Word Lists and Search Tools

The Tools

The original search tool is grep, a classic Unix utility delivered as part of the standard software on any Linux or Mac system. You can also use an online version of grep hosted by the National Puzzlers' league, on a variety of lists they have available (downloadable below). Grep is based on a syntax for matching text called regular expressions. See my guide to regular expressions or many others you can find on the web. Food for finding:

The NPL also has a page with custom search tools for specific flat types which could sometimes be useful for other purposes.

Nutrimatic is a standby for many Mystery Hunt teams. Unlike most search engines based on specific lists of words and set phrases, Nutrimatic's database is text pulled from Wikipedia. This allows you to find lots of phrases not found on other sites, but also means you get lots of results which are just arbitrary sequences of words that sometimes appear together. The home page explains its syntax, which includes basic regular expression tools and a few other special characters.

Qat is a very powerful search tool. It has some regular expression syntax and some different syntax. Lower case letters match themselves, while capital letters are variables which match the same sequence of letters each time they appear. The most powerful tool here is the Equation Solver, which lets you put multiple expressions (separated by a semicolon) which must all match words (so you will get back pairs or trios of words which fit the rule). The expression can also include restrictions not based on words, such as |A|=2 to specify the length of a variable. Detailed guide on the site.

OneLook has pretty basic wildcard syntax explained on the home page. Its strengths are a very large database of real in-the-language phrases and the ability to search for words related to particular concepts. It provides links to online dictionaries defining its results.

Merriam-Webster has a page to search the current Scrabble dictionary which is much more restricted than most of these other searches, so go there if Scrabble words are what you want.

The Internet Anagram Server, also called I, Rearrangement Servant based on the anagram featured in its header, lets you find exact anagrams of a set of letters, which may consist of multiple words. On the advanced page you can choose the word list (including several languages and one with only proper names), and limit the number of words and length of words in the results.

quipqiup is a cryptogram solver rather than a word list search, but you can use it to find words matching a specific cryptogram pattern much more easily than trying to write that in the regexp-like syntax of most of the other tools here.

Matt Ginsberg's cluer is a downloadable database of millions of published crossword clues and answers and a program for Windows, Mac, and Linux for searching it.
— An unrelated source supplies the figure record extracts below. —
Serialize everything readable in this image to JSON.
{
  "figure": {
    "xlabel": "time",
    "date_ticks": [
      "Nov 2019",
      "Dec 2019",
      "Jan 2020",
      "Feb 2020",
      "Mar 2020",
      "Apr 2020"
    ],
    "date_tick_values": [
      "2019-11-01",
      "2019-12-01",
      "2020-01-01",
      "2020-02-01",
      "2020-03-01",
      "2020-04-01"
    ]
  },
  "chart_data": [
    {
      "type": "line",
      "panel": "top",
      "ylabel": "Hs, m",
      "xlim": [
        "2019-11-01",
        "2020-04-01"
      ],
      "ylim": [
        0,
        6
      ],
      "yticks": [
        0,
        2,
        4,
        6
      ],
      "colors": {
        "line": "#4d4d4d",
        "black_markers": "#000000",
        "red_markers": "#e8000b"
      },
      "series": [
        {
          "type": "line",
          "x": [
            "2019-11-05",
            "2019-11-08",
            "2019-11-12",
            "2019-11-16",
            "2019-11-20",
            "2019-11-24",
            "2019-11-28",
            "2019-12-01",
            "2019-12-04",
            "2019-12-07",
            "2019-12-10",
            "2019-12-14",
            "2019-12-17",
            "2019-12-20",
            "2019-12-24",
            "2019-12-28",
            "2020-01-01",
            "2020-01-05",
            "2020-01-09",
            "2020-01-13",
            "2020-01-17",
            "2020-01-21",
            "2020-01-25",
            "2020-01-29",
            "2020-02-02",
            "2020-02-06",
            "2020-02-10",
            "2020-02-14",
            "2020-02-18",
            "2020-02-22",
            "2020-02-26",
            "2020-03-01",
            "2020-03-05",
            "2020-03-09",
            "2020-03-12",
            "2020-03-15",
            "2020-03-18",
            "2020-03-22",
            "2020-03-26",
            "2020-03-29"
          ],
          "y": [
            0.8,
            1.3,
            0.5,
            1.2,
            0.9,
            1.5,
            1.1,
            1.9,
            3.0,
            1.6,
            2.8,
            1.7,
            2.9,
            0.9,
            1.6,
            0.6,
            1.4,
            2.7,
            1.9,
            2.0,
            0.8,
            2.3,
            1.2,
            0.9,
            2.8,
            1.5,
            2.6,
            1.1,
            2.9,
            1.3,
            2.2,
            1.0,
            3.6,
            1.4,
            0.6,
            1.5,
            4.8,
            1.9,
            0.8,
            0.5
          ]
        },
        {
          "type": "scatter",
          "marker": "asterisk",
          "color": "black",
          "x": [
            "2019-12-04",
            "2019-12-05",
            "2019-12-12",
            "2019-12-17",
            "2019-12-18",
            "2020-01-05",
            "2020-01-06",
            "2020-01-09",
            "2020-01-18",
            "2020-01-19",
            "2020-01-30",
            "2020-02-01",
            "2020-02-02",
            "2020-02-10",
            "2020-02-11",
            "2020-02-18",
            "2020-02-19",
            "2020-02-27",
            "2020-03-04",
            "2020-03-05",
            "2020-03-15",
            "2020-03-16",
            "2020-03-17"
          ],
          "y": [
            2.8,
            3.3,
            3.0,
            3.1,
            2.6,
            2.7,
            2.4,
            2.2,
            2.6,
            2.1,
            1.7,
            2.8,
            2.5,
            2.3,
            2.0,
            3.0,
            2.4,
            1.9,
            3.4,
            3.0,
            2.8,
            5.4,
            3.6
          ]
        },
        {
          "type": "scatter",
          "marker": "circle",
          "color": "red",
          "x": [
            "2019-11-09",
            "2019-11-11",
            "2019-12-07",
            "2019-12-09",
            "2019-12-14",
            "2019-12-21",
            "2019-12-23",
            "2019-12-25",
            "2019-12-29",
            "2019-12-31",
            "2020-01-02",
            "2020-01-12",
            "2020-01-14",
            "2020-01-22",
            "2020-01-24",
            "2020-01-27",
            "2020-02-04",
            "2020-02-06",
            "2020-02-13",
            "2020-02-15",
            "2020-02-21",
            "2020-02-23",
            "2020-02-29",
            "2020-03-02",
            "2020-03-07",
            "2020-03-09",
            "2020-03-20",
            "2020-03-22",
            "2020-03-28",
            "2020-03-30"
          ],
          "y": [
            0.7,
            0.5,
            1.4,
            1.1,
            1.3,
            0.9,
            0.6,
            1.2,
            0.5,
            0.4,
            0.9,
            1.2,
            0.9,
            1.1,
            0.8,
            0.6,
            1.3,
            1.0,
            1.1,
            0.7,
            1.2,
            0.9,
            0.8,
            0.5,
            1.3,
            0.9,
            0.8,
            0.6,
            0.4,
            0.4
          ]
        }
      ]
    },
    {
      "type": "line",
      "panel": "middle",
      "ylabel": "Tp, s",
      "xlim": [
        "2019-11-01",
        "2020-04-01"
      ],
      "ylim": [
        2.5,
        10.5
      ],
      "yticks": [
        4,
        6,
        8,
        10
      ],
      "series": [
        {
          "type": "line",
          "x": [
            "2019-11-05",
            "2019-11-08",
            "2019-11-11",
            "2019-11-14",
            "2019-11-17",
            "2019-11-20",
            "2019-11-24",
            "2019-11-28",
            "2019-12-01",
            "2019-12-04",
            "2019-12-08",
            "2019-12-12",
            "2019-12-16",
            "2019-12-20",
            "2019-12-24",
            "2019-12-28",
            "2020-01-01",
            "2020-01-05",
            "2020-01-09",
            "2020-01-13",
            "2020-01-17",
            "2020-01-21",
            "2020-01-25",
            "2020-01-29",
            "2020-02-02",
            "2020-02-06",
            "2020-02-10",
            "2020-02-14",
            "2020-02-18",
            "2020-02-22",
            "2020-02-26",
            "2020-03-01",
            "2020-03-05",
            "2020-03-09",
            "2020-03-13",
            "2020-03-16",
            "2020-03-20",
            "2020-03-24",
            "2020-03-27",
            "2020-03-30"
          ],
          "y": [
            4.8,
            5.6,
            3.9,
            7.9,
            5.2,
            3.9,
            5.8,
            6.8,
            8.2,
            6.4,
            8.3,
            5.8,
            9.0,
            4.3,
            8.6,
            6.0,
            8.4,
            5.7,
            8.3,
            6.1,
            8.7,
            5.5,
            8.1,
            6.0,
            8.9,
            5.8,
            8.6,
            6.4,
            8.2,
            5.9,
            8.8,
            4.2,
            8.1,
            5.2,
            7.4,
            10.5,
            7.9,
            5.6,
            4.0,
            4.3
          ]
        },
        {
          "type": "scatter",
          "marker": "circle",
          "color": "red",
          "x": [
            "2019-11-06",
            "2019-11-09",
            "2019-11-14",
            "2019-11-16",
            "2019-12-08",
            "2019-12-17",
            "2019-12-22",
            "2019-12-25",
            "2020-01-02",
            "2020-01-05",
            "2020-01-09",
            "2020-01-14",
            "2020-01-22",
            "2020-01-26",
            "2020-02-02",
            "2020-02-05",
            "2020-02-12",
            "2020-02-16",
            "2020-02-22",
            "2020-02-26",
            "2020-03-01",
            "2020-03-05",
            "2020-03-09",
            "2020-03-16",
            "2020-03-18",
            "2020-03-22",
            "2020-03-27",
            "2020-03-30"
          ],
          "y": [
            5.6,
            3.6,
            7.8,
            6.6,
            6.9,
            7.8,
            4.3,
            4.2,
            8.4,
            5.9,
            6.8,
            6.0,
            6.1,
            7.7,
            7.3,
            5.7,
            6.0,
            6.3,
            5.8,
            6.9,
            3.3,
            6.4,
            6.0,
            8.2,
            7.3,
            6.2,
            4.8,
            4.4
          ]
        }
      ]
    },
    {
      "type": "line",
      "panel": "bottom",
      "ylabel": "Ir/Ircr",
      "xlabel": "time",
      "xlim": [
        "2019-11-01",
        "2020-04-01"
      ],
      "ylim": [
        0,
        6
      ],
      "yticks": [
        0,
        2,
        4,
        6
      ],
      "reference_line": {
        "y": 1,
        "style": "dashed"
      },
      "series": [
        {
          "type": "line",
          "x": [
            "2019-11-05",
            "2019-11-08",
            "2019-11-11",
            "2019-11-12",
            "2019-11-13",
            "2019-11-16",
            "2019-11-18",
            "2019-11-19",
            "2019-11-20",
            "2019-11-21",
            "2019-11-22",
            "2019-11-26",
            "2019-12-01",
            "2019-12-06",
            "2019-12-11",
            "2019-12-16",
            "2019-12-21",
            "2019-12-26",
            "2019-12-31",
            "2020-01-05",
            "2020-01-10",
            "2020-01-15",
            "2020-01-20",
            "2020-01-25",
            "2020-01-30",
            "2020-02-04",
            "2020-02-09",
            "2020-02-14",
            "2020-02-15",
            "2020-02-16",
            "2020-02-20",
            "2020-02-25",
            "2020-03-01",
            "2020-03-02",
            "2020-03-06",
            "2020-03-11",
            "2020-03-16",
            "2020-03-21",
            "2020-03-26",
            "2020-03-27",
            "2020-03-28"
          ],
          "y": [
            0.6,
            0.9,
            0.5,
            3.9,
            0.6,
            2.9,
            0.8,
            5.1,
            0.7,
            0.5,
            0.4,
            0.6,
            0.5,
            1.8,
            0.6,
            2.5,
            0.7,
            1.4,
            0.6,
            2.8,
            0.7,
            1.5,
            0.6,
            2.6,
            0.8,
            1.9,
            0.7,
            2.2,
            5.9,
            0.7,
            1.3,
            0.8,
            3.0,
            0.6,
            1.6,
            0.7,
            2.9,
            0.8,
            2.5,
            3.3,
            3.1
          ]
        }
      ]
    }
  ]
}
Rhyme Zone provides a search of rhyming words, homophones, and other types of searches.

The Word Lists

A bunch of classic word lists (ones people used in the 1990s) are available on the NPL's web site. This includes, among others, the Scrabble dictionary from that era (2-8 letter words only) and ENABLE, which was the first attempt from the same era to build an official list of all tournament-legal words (which used Merriam-Webster's Collegiate to check base forms longer than 8 letters). The Moby word list was the largest list available back then. The lists of head-words from several dictionaries and a number of lists from other sources are included there. Some of the sites where these lists were originally hosted are no longer in operation.
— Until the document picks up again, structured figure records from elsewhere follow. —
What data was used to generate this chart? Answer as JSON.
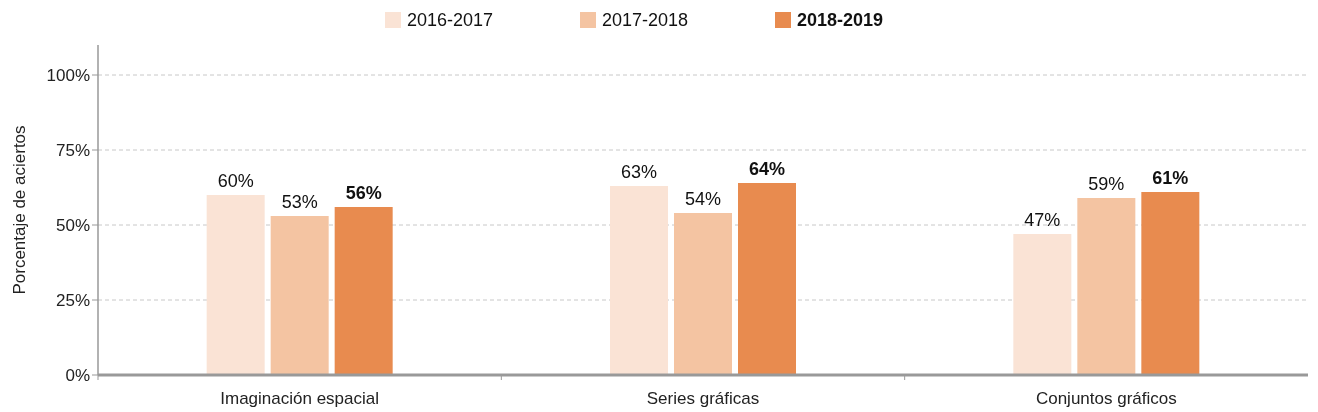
{
  "chart_data": {
    "type": "bar",
    "ylabel": "Porcentaje de aciertos",
    "categories": [
      "Imaginación espacial",
      "Series gráficas",
      "Conjuntos gráficos"
    ],
    "series": [
      {
        "name": "2016-2017",
        "color": "#fae3d5",
        "values": [
          60,
          63,
          47
        ]
      },
      {
        "name": "2017-2018",
        "color": "#f4c4a2",
        "values": [
          53,
          54,
          59
        ]
      },
      {
        "name": "2018-2019",
        "color": "#e88b4f",
        "values": [
          56,
          64,
          61
        ]
      }
    ],
    "value_labels": [
      [
        "60%",
        "63%",
        "47%"
      ],
      [
        "53%",
        "54%",
        "59%"
      ],
      [
        "56%",
        "64%",
        "61%"
      ]
    ],
    "ylim": [
      0,
      110
    ],
    "yticks": [
      {
        "value": 0,
        "label": "0%"
      },
      {
        "value": 25,
        "label": "25%"
      },
      {
        "value": 50,
        "label": "50%"
      },
      {
        "value": 75,
        "label": "75%"
      },
      {
        "value": 100,
        "label": "100%"
      }
    ],
    "grid": "y",
    "legend": "top"
  }
}
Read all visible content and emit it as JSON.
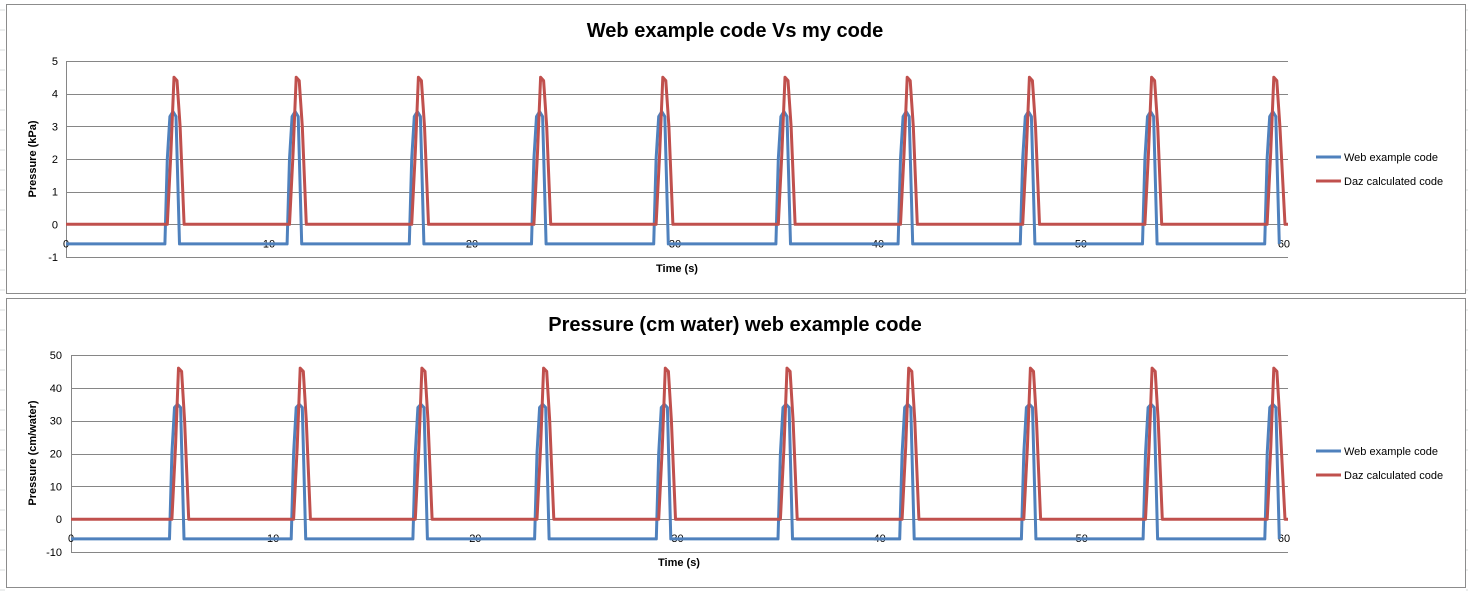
{
  "colors": {
    "web": "#4f81bd",
    "daz": "#c0504d",
    "grid": "#868686",
    "border": "#8c8c8c",
    "sheet_grid": "#dadcdd"
  },
  "chart_data": [
    {
      "type": "line",
      "title": "Web example code Vs my code",
      "xlabel": "Time (s)",
      "ylabel": "Pressure (kPa)",
      "xlim": [
        0,
        60.2
      ],
      "ylim": [
        -1,
        5
      ],
      "xticks": [
        0,
        10,
        20,
        30,
        40,
        50,
        60
      ],
      "xtick_labels": [
        "0",
        "10",
        "20",
        "30",
        "40",
        "50",
        "60"
      ],
      "yticks": [
        -1,
        0,
        1,
        2,
        3,
        4,
        5
      ],
      "ytick_labels": [
        "-1",
        "0",
        "1",
        "2",
        "3",
        "4",
        "5"
      ],
      "grid": "horizontal",
      "legend": "right",
      "series": [
        {
          "name": "Web example code",
          "color": "#4f81bd",
          "x": [
            0,
            4.87,
            4.99,
            5.12,
            5.27,
            5.42,
            5.59,
            10.89,
            11.01,
            11.14,
            11.29,
            11.44,
            11.61,
            16.91,
            17.03,
            17.16,
            17.31,
            17.46,
            17.63,
            22.93,
            23.05,
            23.18,
            23.33,
            23.48,
            23.65,
            28.95,
            29.07,
            29.2,
            29.35,
            29.5,
            29.67,
            34.97,
            35.09,
            35.22,
            35.37,
            35.52,
            35.69,
            40.99,
            41.11,
            41.24,
            41.39,
            41.54,
            41.71,
            47.01,
            47.13,
            47.26,
            47.41,
            47.56,
            47.73,
            53.03,
            53.15,
            53.28,
            53.43,
            53.58,
            53.75,
            59.05,
            59.17,
            59.3,
            59.45,
            59.6,
            59.77
          ],
          "y": [
            -0.6,
            -0.6,
            2.0,
            3.3,
            3.45,
            3.3,
            -0.6,
            -0.6,
            2.0,
            3.3,
            3.45,
            3.3,
            -0.6,
            -0.6,
            2.0,
            3.3,
            3.45,
            3.3,
            -0.6,
            -0.6,
            2.0,
            3.3,
            3.45,
            3.3,
            -0.6,
            -0.6,
            2.0,
            3.3,
            3.45,
            3.3,
            -0.6,
            -0.6,
            2.0,
            3.3,
            3.45,
            3.3,
            -0.6,
            -0.6,
            2.0,
            3.3,
            3.45,
            3.3,
            -0.6,
            -0.6,
            2.0,
            3.3,
            3.45,
            3.3,
            -0.6,
            -0.6,
            2.0,
            3.3,
            3.45,
            3.3,
            -0.6,
            -0.6,
            2.0,
            3.3,
            3.45,
            3.3,
            -0.6
          ]
        },
        {
          "name": "Daz calculated code",
          "color": "#c0504d",
          "x": [
            0,
            4.99,
            5.17,
            5.32,
            5.47,
            5.62,
            5.82,
            11.01,
            11.19,
            11.34,
            11.49,
            11.64,
            11.84,
            17.03,
            17.21,
            17.36,
            17.51,
            17.66,
            17.86,
            23.05,
            23.23,
            23.38,
            23.53,
            23.68,
            23.88,
            29.07,
            29.25,
            29.4,
            29.55,
            29.7,
            29.9,
            35.09,
            35.27,
            35.42,
            35.57,
            35.72,
            35.92,
            41.11,
            41.29,
            41.44,
            41.59,
            41.74,
            41.94,
            47.13,
            47.31,
            47.46,
            47.61,
            47.76,
            47.96,
            53.15,
            53.33,
            53.48,
            53.63,
            53.78,
            53.98,
            59.17,
            59.35,
            59.5,
            59.65,
            59.8,
            60.05,
            60.2
          ],
          "y": [
            0,
            0,
            2.2,
            4.5,
            4.4,
            3.0,
            0,
            0,
            2.2,
            4.5,
            4.4,
            3.0,
            0,
            0,
            2.2,
            4.5,
            4.4,
            3.0,
            0,
            0,
            2.2,
            4.5,
            4.4,
            3.0,
            0,
            0,
            2.2,
            4.5,
            4.4,
            3.0,
            0,
            0,
            2.2,
            4.5,
            4.4,
            3.0,
            0,
            0,
            2.2,
            4.5,
            4.4,
            3.0,
            0,
            0,
            2.2,
            4.5,
            4.4,
            3.0,
            0,
            0,
            2.2,
            4.5,
            4.4,
            3.0,
            0,
            0,
            2.2,
            4.5,
            4.4,
            3.0,
            0,
            0
          ]
        }
      ]
    },
    {
      "type": "line",
      "title": "Pressure (cm water) web example code",
      "xlabel": "Time (s)",
      "ylabel": "Pressure (cm/water)",
      "xlim": [
        0,
        60.2
      ],
      "ylim": [
        -10,
        50
      ],
      "xticks": [
        0,
        10,
        20,
        30,
        40,
        50,
        60
      ],
      "xtick_labels": [
        "0",
        "10",
        "20",
        "30",
        "40",
        "50",
        "60"
      ],
      "yticks": [
        -10,
        0,
        10,
        20,
        30,
        40,
        50
      ],
      "ytick_labels": [
        "-10",
        "0",
        "10",
        "20",
        "30",
        "40",
        "50"
      ],
      "grid": "horizontal",
      "legend": "right",
      "series": [
        {
          "name": "Web example code",
          "color": "#4f81bd",
          "x": [
            0,
            4.87,
            4.99,
            5.12,
            5.27,
            5.42,
            5.59,
            10.89,
            11.01,
            11.14,
            11.29,
            11.44,
            11.61,
            16.91,
            17.03,
            17.16,
            17.31,
            17.46,
            17.63,
            22.93,
            23.05,
            23.18,
            23.33,
            23.48,
            23.65,
            28.95,
            29.07,
            29.2,
            29.35,
            29.5,
            29.67,
            34.97,
            35.09,
            35.22,
            35.37,
            35.52,
            35.69,
            40.99,
            41.11,
            41.24,
            41.39,
            41.54,
            41.71,
            47.01,
            47.13,
            47.26,
            47.41,
            47.56,
            47.73,
            53.03,
            53.15,
            53.28,
            53.43,
            53.58,
            53.75,
            59.05,
            59.17,
            59.3,
            59.45,
            59.6,
            59.77
          ],
          "y": [
            -6,
            -6,
            20,
            34,
            35,
            34,
            -6,
            -6,
            20,
            34,
            35,
            34,
            -6,
            -6,
            20,
            34,
            35,
            34,
            -6,
            -6,
            20,
            34,
            35,
            34,
            -6,
            -6,
            20,
            34,
            35,
            34,
            -6,
            -6,
            20,
            34,
            35,
            34,
            -6,
            -6,
            20,
            34,
            35,
            34,
            -6,
            -6,
            20,
            34,
            35,
            34,
            -6,
            -6,
            20,
            34,
            35,
            34,
            -6,
            -6,
            20,
            34,
            35,
            34,
            -6
          ]
        },
        {
          "name": "Daz calculated code",
          "color": "#c0504d",
          "x": [
            0,
            4.99,
            5.17,
            5.32,
            5.47,
            5.62,
            5.82,
            11.01,
            11.19,
            11.34,
            11.49,
            11.64,
            11.84,
            17.03,
            17.21,
            17.36,
            17.51,
            17.66,
            17.86,
            23.05,
            23.23,
            23.38,
            23.53,
            23.68,
            23.88,
            29.07,
            29.25,
            29.4,
            29.55,
            29.7,
            29.9,
            35.09,
            35.27,
            35.42,
            35.57,
            35.72,
            35.92,
            41.11,
            41.29,
            41.44,
            41.59,
            41.74,
            41.94,
            47.13,
            47.31,
            47.46,
            47.61,
            47.76,
            47.96,
            53.15,
            53.33,
            53.48,
            53.63,
            53.78,
            53.98,
            59.17,
            59.35,
            59.5,
            59.65,
            59.8,
            60.05,
            60.2
          ],
          "y": [
            0,
            0,
            22,
            46,
            45,
            30,
            0,
            0,
            22,
            46,
            45,
            30,
            0,
            0,
            22,
            46,
            45,
            30,
            0,
            0,
            22,
            46,
            45,
            30,
            0,
            0,
            22,
            46,
            45,
            30,
            0,
            0,
            22,
            46,
            45,
            30,
            0,
            0,
            22,
            46,
            45,
            30,
            0,
            0,
            22,
            46,
            45,
            30,
            0,
            0,
            22,
            46,
            45,
            30,
            0,
            0,
            22,
            46,
            45,
            30,
            0,
            0
          ]
        }
      ]
    }
  ]
}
Spread the wordlist contains some more modern word lists. Some of these are available in a "scored" format used with crossword construction programs (a higher score means a word that makes a better crossword entry). The page about Peter Broda's wordlist explains the formats of these lists in more detail.

Wikipedia makes all their data available since the entire site's available under open licenses such as Creative Commons, but from the perspective of making a word list, the most useful bit of this is probably the lists of page titles, updated daily for all their wikis. These files use underscoes in place of spaces and otherwise mtch the text of the page titles.